Compagnie d’assurances HDI GLOBAL SE (anciennement dénommée HDI GERLING INDUSTRIE VERSICHERUNG AG)
Prise en la personne de son représentant légal en exercice
dont le siège social est [Adresse 5]

représentée par Maître Sophie LAURENDON de la SELARL ADK, avocats au barreau de LYON

Syndicat de copropriétaires de l’immeuble Le Castel situé [Adresse 4], représenté par son syndic en exercice le CABINET RIVOIRE, domicilié : chez CABINET RIVOIRE, dont le siège social est sis [Adresse 3]

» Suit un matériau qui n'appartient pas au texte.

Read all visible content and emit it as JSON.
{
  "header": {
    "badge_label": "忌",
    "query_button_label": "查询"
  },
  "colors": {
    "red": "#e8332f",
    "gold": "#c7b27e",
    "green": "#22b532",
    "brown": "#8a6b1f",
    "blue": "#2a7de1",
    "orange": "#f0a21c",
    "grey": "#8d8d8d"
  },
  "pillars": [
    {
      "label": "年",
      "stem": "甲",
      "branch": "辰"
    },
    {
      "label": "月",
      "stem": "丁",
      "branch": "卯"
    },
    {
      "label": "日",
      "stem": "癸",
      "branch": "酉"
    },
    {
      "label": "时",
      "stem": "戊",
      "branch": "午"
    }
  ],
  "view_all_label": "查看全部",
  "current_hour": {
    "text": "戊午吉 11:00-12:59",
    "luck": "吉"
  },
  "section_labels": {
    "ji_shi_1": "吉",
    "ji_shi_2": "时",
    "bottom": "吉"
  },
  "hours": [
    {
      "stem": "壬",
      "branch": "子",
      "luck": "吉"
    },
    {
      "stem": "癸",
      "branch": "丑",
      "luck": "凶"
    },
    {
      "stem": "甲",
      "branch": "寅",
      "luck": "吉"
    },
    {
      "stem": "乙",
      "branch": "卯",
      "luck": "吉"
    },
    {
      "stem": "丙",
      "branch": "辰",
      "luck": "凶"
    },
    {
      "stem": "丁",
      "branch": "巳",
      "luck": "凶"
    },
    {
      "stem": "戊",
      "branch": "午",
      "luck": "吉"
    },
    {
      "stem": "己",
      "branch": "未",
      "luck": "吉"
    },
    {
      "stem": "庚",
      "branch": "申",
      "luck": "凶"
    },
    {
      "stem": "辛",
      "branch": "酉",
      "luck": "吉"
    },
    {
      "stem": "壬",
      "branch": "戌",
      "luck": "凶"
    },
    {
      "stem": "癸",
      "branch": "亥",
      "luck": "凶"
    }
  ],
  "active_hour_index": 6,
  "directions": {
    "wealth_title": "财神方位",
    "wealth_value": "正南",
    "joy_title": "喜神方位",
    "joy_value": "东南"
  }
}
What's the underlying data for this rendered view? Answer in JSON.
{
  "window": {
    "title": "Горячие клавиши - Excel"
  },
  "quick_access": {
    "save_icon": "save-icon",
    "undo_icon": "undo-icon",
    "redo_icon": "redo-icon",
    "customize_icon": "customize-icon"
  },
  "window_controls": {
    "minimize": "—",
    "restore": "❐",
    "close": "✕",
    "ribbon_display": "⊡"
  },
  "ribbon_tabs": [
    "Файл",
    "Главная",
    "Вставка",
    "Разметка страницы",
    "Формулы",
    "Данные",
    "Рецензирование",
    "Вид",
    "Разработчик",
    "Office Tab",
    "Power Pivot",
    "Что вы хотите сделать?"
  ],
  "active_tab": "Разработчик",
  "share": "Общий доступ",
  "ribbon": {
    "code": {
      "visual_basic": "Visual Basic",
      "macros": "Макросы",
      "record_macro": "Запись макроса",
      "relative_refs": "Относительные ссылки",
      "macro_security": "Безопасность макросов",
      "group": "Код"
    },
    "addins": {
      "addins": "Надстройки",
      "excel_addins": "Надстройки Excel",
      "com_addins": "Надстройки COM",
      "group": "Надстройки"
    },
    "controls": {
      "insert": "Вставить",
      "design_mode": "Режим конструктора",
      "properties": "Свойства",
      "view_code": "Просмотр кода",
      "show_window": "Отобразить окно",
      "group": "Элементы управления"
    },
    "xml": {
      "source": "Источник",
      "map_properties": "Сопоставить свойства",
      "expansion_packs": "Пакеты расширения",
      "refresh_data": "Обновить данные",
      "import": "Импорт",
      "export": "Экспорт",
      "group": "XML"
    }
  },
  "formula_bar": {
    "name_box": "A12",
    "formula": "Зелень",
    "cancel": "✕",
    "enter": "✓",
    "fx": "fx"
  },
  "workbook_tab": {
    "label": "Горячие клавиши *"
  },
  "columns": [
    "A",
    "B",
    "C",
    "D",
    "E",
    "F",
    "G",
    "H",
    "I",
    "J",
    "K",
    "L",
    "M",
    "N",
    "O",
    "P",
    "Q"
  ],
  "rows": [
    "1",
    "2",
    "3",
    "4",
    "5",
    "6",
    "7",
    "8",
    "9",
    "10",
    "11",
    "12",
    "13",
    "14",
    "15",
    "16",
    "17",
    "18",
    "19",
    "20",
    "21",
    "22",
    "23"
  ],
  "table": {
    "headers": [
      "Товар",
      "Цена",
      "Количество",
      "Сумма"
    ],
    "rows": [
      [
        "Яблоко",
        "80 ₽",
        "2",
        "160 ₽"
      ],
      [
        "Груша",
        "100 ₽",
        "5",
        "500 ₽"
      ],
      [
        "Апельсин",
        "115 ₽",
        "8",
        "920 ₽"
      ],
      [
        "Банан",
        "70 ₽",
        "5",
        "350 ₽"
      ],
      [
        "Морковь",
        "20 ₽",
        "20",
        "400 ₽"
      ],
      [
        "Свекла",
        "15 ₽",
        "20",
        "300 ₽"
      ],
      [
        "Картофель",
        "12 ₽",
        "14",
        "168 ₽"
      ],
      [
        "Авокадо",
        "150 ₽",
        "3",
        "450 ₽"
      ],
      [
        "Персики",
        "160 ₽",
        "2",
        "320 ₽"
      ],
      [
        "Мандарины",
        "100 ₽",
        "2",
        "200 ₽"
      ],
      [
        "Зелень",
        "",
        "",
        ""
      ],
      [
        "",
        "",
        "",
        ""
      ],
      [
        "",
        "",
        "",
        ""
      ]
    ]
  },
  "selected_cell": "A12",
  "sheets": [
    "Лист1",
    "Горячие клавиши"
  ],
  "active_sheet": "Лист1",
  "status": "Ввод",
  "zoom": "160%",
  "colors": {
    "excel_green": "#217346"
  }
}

représenté par Maître Sophie LAURENDON de la SELARL ADK, avocats au barreau de LYON

S.A. CABINET RIVOIRE
Prise en la personne de son représentant légal en exercice
dont le siège social est sis [Adresse 3]

représentée par Maître Edith COLOMB de la SELARL ATHOS AVOCATS, avocats au barreau de LYON

Madame [E] [M]
domiciliée : chez SARL IMMOBILIERE DABRETEAU
[Adresse 2]

représentée par Maître Olivier COSTA de la SELARL BISMUTH AVOCATS, avocats au barreau de LYON

Compagnie d’assurances MACIF
Prise en la personne de son représentant légal en exercice
dont le siège social est sis [Adresse 1]

représentée par Maître Olivier COSTA de la SELARL BISMUTH AVOCATS, avocats au barreau de LYON

EXPOSE DU LITIGE

Le local commercial appartenant à Madame [E] [M] et se trouvant au sein de l’immeuble Le Castel, immeuble en copropriété, sis [Adresse 4]), a été loué à la SARL AUTO-ECOLE GRAND TEST

La gestion de ce local est assurée par la régie DABRETEAU.

Le syndic de copropriété de l’immeuble est la société CABINET RIVOIRE (ci-après le CABINET RIVOIRE).

La bailleresse est assurée auprès de la compagnie d’assurances MACIF, et le syndicat des copropriétaires de l’immeuble Le Castel auprès de la compagnie HDI GLOBAL SE, anciennement dénommée HDI GERLING INDUSTRIE VERSICHERUNG AG.

Le 5 novembre 2017, la SARL AUTO-ECOLE GRAND TEST a subi un dégâts des eaux, qui s’est poursuivi jusqu’au début du mois de mai 2018. Le syndic a fait procéder aux travaux de réparation au début de ce mois.

Par courriers des 27 mars et 7 juin 2018, la compagnie d’assurance AVIVA, assureur de la société AUTO-ECOLE GRAND TEST, a refusé de mettre en œuvre sa garantie.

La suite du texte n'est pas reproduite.